Compte CPF : le montant du reste à charge revalorisé
Un arrêté publié au JO du 1er janvier 2026 fixe le montant de la participation obligatoire des entreprises au financement des formations éligibles au compte personnel de formation (CPF). Pour 2026, cette contribution forfaitaire est arrêtée à 103,20 euros. Les entreprises doivent notamment intégrer le nouveau montant de 103,20 euros dans leurs outils de gestion ; vérifier les accords collectifs ou engagements internes liés au CPF ; anticiper les incidences financières en cas de mobilisation du compte par un salarié ; et s’assurer que les déclarations et versements correspondent bien aux montants applicables en 2026.
Délais de paiement entre professionnels et pénalités de retard
Une proposition de loi vient a été déposée au Sénat pour réduire les retards de paiement, fléau qui pèse principalement sur les TPE, PME et ETI. Face à la hausse annoncée des défaillances en 2025, « il y a urgence à légiférer » pour sanctionner et dissuader « les mauvais payeurs », estime Olivier Rietmann, sénateur à l’origine du texte.
Auto-entrepreneur : bientôt le prélèvement à la source par les plateformes
À compter du 1er janvier 2027, les plateformes auront l’obligation de prélever les cotisations et contributions sociales dues par les auto-entrepreneurs sur les transactions réalisées via votre intermédiaire.

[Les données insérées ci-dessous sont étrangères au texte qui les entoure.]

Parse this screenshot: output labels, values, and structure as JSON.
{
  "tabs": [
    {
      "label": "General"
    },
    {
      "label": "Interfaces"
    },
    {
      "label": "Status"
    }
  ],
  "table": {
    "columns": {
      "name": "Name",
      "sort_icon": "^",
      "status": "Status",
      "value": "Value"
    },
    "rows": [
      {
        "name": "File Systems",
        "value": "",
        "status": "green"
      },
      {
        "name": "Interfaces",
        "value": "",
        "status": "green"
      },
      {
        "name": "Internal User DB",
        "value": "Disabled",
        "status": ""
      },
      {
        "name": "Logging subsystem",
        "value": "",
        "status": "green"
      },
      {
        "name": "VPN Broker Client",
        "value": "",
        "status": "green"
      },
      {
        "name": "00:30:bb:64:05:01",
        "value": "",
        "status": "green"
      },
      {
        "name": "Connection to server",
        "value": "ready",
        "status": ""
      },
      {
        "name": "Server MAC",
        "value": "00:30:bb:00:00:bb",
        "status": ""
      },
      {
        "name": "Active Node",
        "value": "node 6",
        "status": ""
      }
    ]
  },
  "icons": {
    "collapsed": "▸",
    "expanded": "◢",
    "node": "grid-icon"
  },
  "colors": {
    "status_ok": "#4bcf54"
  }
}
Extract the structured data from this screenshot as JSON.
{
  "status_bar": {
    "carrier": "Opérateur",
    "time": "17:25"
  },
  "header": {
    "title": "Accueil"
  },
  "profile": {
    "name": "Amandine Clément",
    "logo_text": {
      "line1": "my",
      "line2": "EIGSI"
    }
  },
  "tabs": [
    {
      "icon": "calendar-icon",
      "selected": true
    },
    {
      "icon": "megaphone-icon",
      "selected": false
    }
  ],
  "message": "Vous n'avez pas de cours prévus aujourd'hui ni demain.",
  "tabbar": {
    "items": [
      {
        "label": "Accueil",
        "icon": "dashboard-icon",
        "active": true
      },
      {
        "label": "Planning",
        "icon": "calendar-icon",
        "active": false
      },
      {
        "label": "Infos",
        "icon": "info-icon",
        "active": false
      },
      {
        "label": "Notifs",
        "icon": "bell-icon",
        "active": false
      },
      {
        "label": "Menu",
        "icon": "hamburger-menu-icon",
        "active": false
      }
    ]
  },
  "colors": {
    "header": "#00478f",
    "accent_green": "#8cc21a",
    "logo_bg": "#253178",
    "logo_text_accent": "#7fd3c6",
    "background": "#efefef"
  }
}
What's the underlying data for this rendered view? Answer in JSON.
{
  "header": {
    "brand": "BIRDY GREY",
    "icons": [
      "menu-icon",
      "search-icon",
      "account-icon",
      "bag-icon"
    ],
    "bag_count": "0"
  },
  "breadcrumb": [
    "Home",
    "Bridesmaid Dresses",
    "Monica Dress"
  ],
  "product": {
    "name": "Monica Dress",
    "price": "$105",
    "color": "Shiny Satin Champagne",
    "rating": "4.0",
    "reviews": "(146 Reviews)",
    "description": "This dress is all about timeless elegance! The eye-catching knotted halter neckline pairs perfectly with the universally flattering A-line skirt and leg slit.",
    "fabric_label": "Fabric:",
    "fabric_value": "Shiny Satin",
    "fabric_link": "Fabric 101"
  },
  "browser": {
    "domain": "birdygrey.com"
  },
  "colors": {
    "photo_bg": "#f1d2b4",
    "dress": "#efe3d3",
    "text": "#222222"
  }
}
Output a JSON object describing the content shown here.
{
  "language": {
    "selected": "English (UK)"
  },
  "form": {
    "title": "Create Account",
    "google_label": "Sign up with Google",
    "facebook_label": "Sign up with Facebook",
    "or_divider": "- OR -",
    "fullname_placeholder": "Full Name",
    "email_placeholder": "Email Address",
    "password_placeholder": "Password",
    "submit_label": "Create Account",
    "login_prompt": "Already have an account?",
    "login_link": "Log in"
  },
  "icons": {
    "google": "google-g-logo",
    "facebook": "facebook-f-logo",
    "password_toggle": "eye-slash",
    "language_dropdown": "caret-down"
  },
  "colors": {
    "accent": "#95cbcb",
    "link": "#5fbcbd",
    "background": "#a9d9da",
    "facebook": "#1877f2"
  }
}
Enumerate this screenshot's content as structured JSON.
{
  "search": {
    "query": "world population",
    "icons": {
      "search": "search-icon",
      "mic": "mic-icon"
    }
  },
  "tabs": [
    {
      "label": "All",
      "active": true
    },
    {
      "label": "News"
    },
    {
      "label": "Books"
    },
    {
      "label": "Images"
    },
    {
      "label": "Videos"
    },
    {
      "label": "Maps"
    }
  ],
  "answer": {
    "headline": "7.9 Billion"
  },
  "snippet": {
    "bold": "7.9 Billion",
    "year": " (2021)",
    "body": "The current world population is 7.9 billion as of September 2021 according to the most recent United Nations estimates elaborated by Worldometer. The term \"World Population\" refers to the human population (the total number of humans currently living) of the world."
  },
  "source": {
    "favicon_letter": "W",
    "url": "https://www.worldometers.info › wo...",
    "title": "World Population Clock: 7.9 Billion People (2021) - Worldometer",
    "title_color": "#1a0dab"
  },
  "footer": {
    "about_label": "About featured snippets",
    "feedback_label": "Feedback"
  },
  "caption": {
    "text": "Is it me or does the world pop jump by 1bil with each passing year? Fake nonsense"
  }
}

Des plateformes volontaires appliqueront le dispositif de manière anticipée dès 2026.
Titres-restaurant : augmentation du plafond d'exonération
Le plafond d’exonération maximum de la participation patronale au financement des titres-restaurant est relevé à 7,32 € par titre (contre 7,26 € en 2025). Cette revalorisation a pour objectif d'inciter l'employeur à augmenter sa participation.